Generating Regular Expressions from Natural Language Specifications: Are We There Yet?
Zhong, Zexuan (University of Illinois at Urbana-Champaign) | Guo, Jiaqi (Xi’an Jiaotong University) | Yang, Wei (University of Illinois at Urbana-Champaign) | Xie, Tao (University of Illinois at Urbana-Champaign) | Lou, Jian-Guang (Microsoft Research Asia) | Liu, Ting (Xi’an Jiaotong University) | Zhang, Dongmei (Microsoft Research Asia)

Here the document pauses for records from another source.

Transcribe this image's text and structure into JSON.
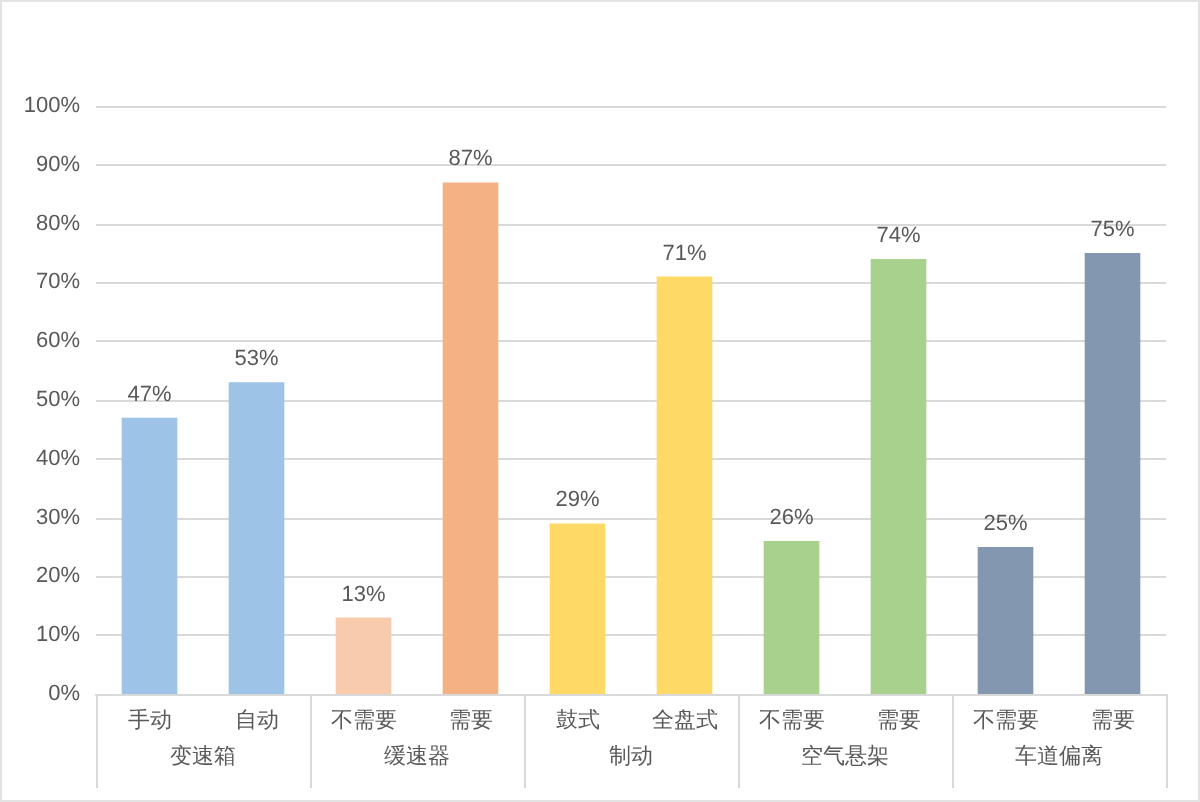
{
  "chart_data": {
    "type": "bar",
    "categories": [
      "手动",
      "自动",
      "不需要",
      "需要",
      "鼓式",
      "全盘式",
      "不需要",
      "需要",
      "不需要",
      "需要"
    ],
    "values": [
      47,
      53,
      13,
      87,
      29,
      71,
      26,
      74,
      25,
      75
    ],
    "colors": [
      "#9dc3e6",
      "#9dc3e6",
      "#f8cbad",
      "#f4b183",
      "#ffd966",
      "#ffd966",
      "#a9d18e",
      "#a9d18e",
      "#8497b0",
      "#8497b0"
    ],
    "value_labels": [
      "47%",
      "53%",
      "13%",
      "87%",
      "29%",
      "71%",
      "26%",
      "74%",
      "25%",
      "75%"
    ],
    "ylim": [
      0,
      100
    ],
    "yticks": [
      {
        "value": 0,
        "label": "0%"
      },
      {
        "value": 10,
        "label": "10%"
      },
      {
        "value": 20,
        "label": "20%"
      },
      {
        "value": 30,
        "label": "30%"
      },
      {
        "value": 40,
        "label": "40%"
      },
      {
        "value": 50,
        "label": "50%"
      },
      {
        "value": 60,
        "label": "60%"
      },
      {
        "value": 70,
        "label": "70%"
      },
      {
        "value": 80,
        "label": "80%"
      },
      {
        "value": 90,
        "label": "90%"
      },
      {
        "value": 100,
        "label": "100%"
      }
    ],
    "grid": "y",
    "annotations": [
      "变速箱",
      "缓速器",
      "制动",
      "空气悬架",
      "车道偏离"
    ]
  }
}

Recent state-of-the-art approaches automatically generate regular expressions from natural language specifications. Given that these approaches use only synthetic data in both training datasets and validation/test datasets, a natural question arises: are these approaches effective to address various real-world situations? To explore this question, in this paper, we conduct a characteristic study on comparing two synthetic datasets used by the recent research and a real-world dataset collected from the Internet, and conduct an experimental study on applying a state-of-the-art approach on the real-world dataset. Our study results suggest the existence of distinct characteristics between the synthetic datasets and the real-world dataset, and the state-of-the-art approach (based on a model trained from a synthetic dataset) achieves extremely low effectiveness when evaluated on real-world data, much lower than the effectiveness when evaluated on the synthetic dataset. We also provide initial analysis on some of those challenging cases and discuss future directions.